Search code examples
javaregexstring-matchingregex-negation

Combining or and negation in Java regex?


I am trying to combine the usage of "not" and "or" to produce a set of regex matching like so:

"blah" matching "zero or more of" : "not h"         or  "any in b,l,a" = false 
"blah" matching "zero or more of" : "any in b,l,a"  or  "not h"        = false  
"blah" matching "zero or more of" : "not n"         or  "any in b,l,a" = true  
"blah" matching "zero or more of" : "any in b,l,a"  or  "not n"        = true  

I have tried the following regular expressions, but they don't seem to achieve what I am looking for.
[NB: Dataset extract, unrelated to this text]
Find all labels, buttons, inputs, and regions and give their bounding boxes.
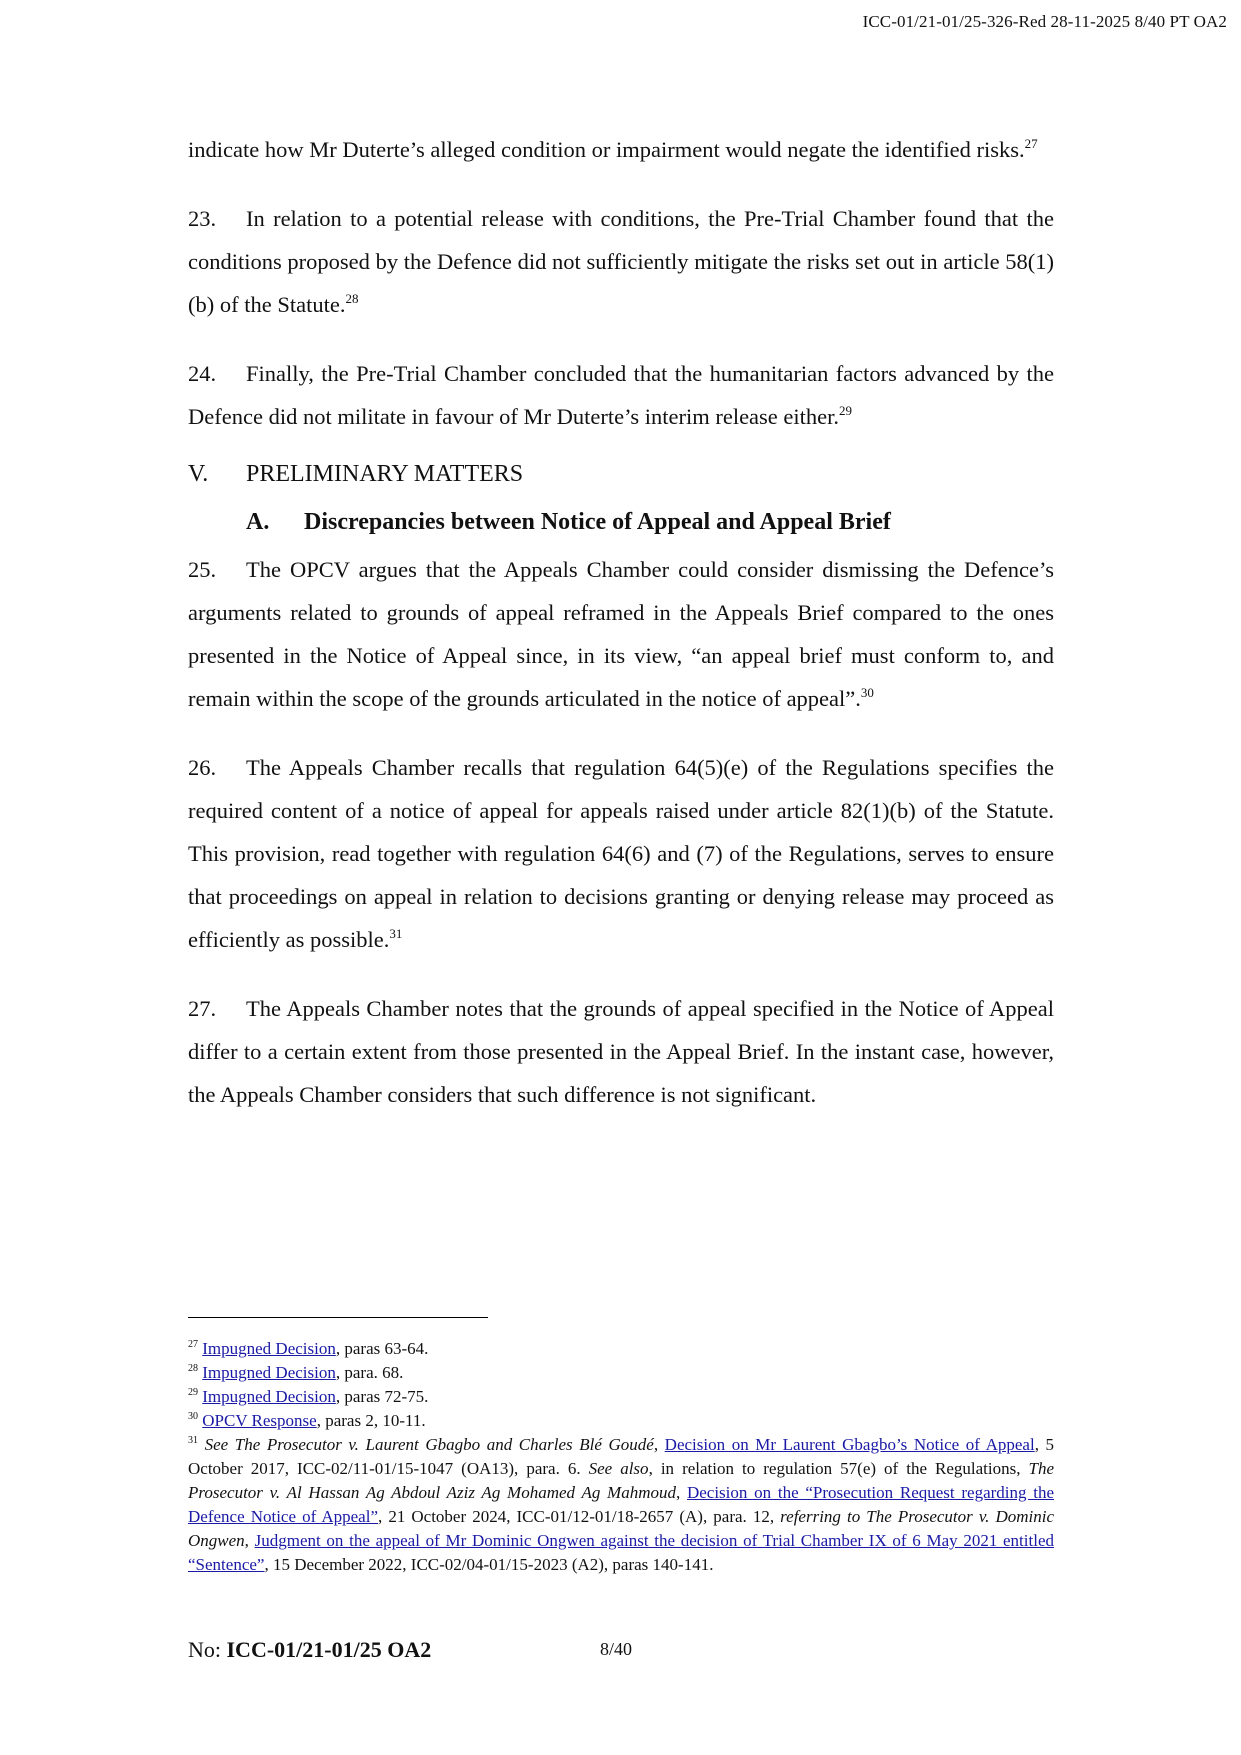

I've also included my interpretation of the regexes:

//first set attempt - turns out to be any of the characters within?
System.out.println("blah".matches("[bla|^h]*"));    //true
System.out.println("blah".matches("[^h|bla]*"));    //false
System.out.println("blah".matches("[bla|^n]*"));    //false
System.out.println("blah".matches("[^n|bla]*"));    //false
//second set attempt - turns out to be the literal text
System.out.println("blah".matches("(bla|^h)*"));    //false
System.out.println("blah".matches("(^h|bla)*"));    //false
System.out.println("blah".matches("(bla|^n)*"));    //false
System.out.println("blah".matches("(^n|bla)*"));    //false
//third set attempt - almost gives the right results, but it's still off somehow
System.out.println("blah".matches("[bla]|[^h]*"));  //false
System.out.println("blah".matches("[^h]|[bla]*"));  //false
System.out.println("blah".matches("[bla]|[^n]*"));  //true
System.out.println("blah".matches("[^n]|[bla]*"));  //false

So, in the end, I am wondering about the following:

  1. Are my interpretations of the above regexes correct?
  2. What is a group of four Java regex that match my specification?
  3. (Optional) Am I making other mistakes in my regex?

With regards to fuzzy requirements, I'd just like to make the following point:
The regex subdivisions could have been something like ("not [abc]" or "bc")* which would match any string that is like bcbc... or ... where characters are not as, bs, or cs. I just chose "blah" as a general example, like "foo" or "bar".


Solution

  • For first 2 conditions you may use:

    ^(?:[bla]|[^h])*$
    

    And next 2 you may use:

    ^(?:[bla]|[^n])*$
    

    RegEx Details:

    • ^: Start
    • (?:: Start non-capture group
      • [bla]: Match one of b or l or a:
      • |: OR
      • [^h]: Match any char that is not h
    • )*: End non-capture group, match 0 or more of this group
    • $: End RegEx Demo

    Note that for .matches, anchors are implicit so you can omit ^ and $.